Re: [PATCH 0/2] page_count can't be used to decide when wp_page_copy

From: Jerome Glisse
Date: Wed Jan 13 2021 - 21:37:35 EST


On Wed, Jan 13, 2021 at 07:39:36PM -0400, Jason Gunthorpe wrote:
> On Wed, Jan 13, 2021 at 04:56:38PM -0500, Jerome Glisse wrote:
>
> > is a broken model and the way GPU use GUP is less broken then RDMA. In
> > GPU driver GUP contract with userspace is that the data the GPU can
> > access is a snapshot of what the process memory was at the time you
> > asked for the GUP. Process can start using different pages right after.
> > There is no constant coherency contract (ie CPU and GPU can be working
> > on different pages).
>
> Look at the habana labs "totally not a GPU" driver, it doesn't work
> that way, GPU compute operations do want coherency.
>
> The mmu notifier hackery some of the other GPU drivers use to get
> coherency requires putting the kernel between every single work
> submission, and has all kinds of wonky issues and limitations - I
> think it is net worse approach than GUP, honestly.
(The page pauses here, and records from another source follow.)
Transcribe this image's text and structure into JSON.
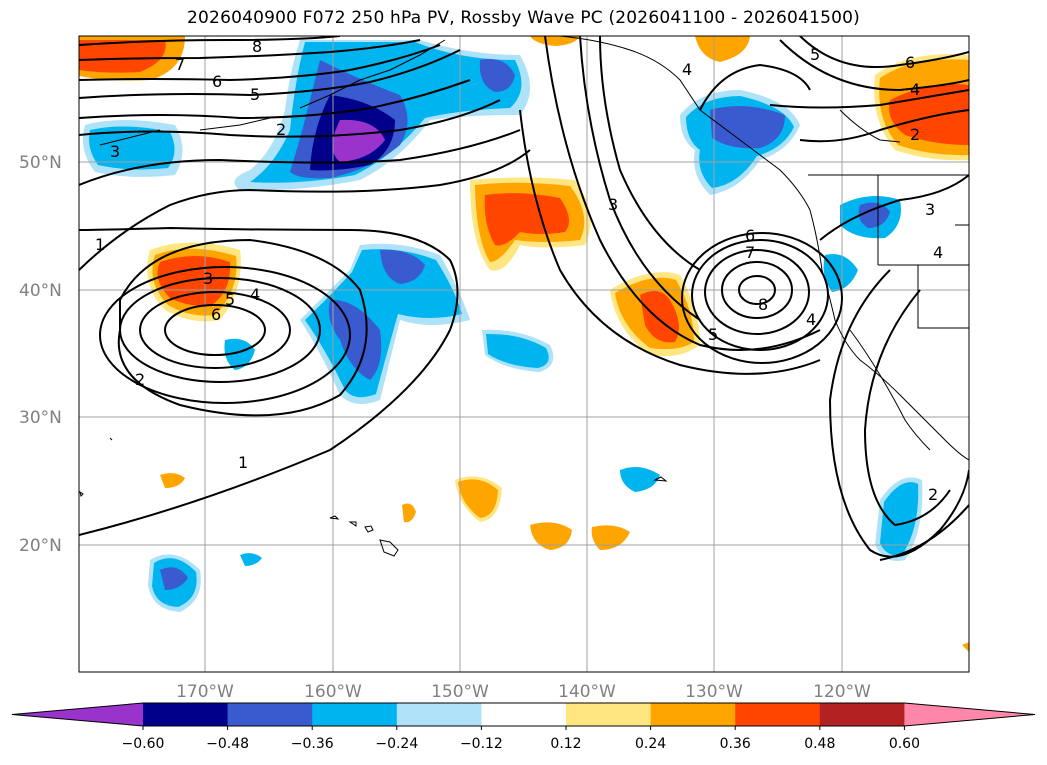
{
  "title": "2026040900 F072 250 hPa PV, Rossby Wave PC (2026041100 - 2026041500)",
  "lat_labels": [
    "50°N",
    "40°N",
    "30°N",
    "20°N"
  ],
  "lon_labels": [
    "170°W",
    "160°W",
    "150°W",
    "140°W",
    "130°W",
    "120°W"
  ],
  "colorbar": {
    "ticks": [
      "−0.60",
      "−0.48",
      "−0.36",
      "−0.24",
      "−0.12",
      "0.12",
      "0.24",
      "0.36",
      "0.48",
      "0.60"
    ],
    "colors": [
      "#9933cc",
      "#00008b",
      "#3a5bcf",
      "#00b4f0",
      "#ade2f8",
      "#ffffff",
      "#ffe680",
      "#ffa500",
      "#ff4500",
      "#b22222",
      "#ff88aa"
    ]
  },
  "contour_labels": [
    "8",
    "7",
    "6",
    "5",
    "2",
    "3",
    "1",
    "3",
    "5",
    "4",
    "6",
    "2",
    "1",
    "3",
    "6",
    "7",
    "8",
    "5",
    "4",
    "5",
    "6",
    "4",
    "2",
    "3",
    "4",
    "2",
    "4"
  ],
  "colors": {
    "grid": "#a0a0a0",
    "coast": "#000000",
    "contour": "#000000"
  }
}
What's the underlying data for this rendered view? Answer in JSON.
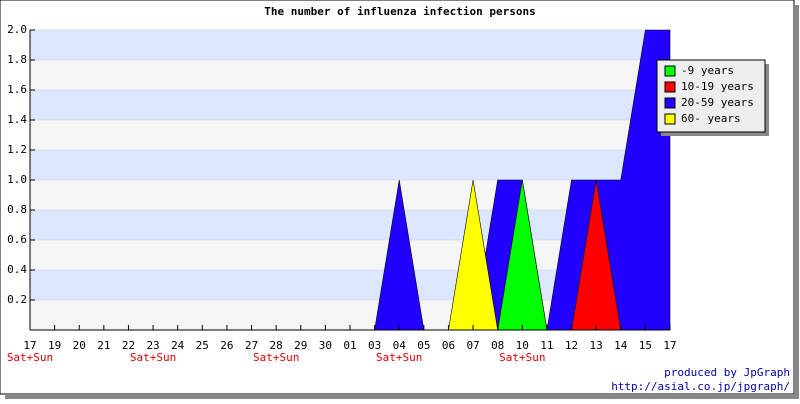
{
  "chart_data": {
    "type": "area",
    "title": "The number of influenza infection persons",
    "categories": [
      "17",
      "19",
      "20",
      "21",
      "22",
      "23",
      "24",
      "25",
      "26",
      "27",
      "28",
      "29",
      "30",
      "01",
      "03",
      "04",
      "05",
      "06",
      "07",
      "08",
      "10",
      "11",
      "12",
      "13",
      "14",
      "15",
      "17"
    ],
    "sublabels": [
      "Sat+Sun",
      null,
      null,
      null,
      null,
      "Sat+Sun",
      null,
      null,
      null,
      null,
      "Sat+Sun",
      null,
      null,
      null,
      null,
      "Sat+Sun",
      null,
      null,
      null,
      null,
      "Sat+Sun",
      null,
      null,
      null,
      null,
      null,
      null
    ],
    "series": [
      {
        "name": "-9 years",
        "color": "#00ff00",
        "values": [
          0,
          0,
          0,
          0,
          0,
          0,
          0,
          0,
          0,
          0,
          0,
          0,
          0,
          0,
          0,
          0,
          0,
          0,
          0,
          0,
          1,
          0,
          0,
          0,
          0,
          0,
          0
        ]
      },
      {
        "name": "10-19 years",
        "color": "#ff0000",
        "values": [
          0,
          0,
          0,
          0,
          0,
          0,
          0,
          0,
          0,
          0,
          0,
          0,
          0,
          0,
          0,
          0,
          0,
          0,
          0,
          0,
          0,
          0,
          0,
          1,
          0,
          0,
          0
        ]
      },
      {
        "name": "20-59 years",
        "color": "#2200ff",
        "values": [
          0,
          0,
          0,
          0,
          0,
          0,
          0,
          0,
          0,
          0,
          0,
          0,
          0,
          0,
          0,
          1,
          0,
          0,
          0,
          1,
          1,
          0,
          1,
          1,
          1,
          2,
          2
        ]
      },
      {
        "name": "60- years",
        "color": "#ffff00",
        "values": [
          0,
          0,
          0,
          0,
          0,
          0,
          0,
          0,
          0,
          0,
          0,
          0,
          0,
          0,
          0,
          0,
          0,
          0,
          1,
          0,
          0,
          0,
          0,
          0,
          0,
          0,
          0
        ]
      }
    ],
    "ylim": [
      0,
      2
    ],
    "yticks": [
      0.2,
      0.4,
      0.6,
      0.8,
      {
        "value": 1,
        "label": "1.0"
      },
      1.2,
      1.4,
      1.6,
      1.8,
      {
        "value": 2,
        "label": "2.0"
      }
    ],
    "legend": "upper right",
    "footer": [
      "produced by JpGraph",
      "http://asial.co.jp/jpgraph/"
    ]
  }
}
Yes what GPU driver do today with GUP is wrong but it is only
use for texture upload/download. So that is a very limited
scope (amdkfd being an exception here).

Yes also to the fact that waiting on GPU fence from mmu notifier
callback is bad. We are thinking on how to solve this.

But what do matter is that hardware is moving in right direction
and we will no longer need GUP. So GUP is dying out in GPU
driver.

Cheers,
Jérôme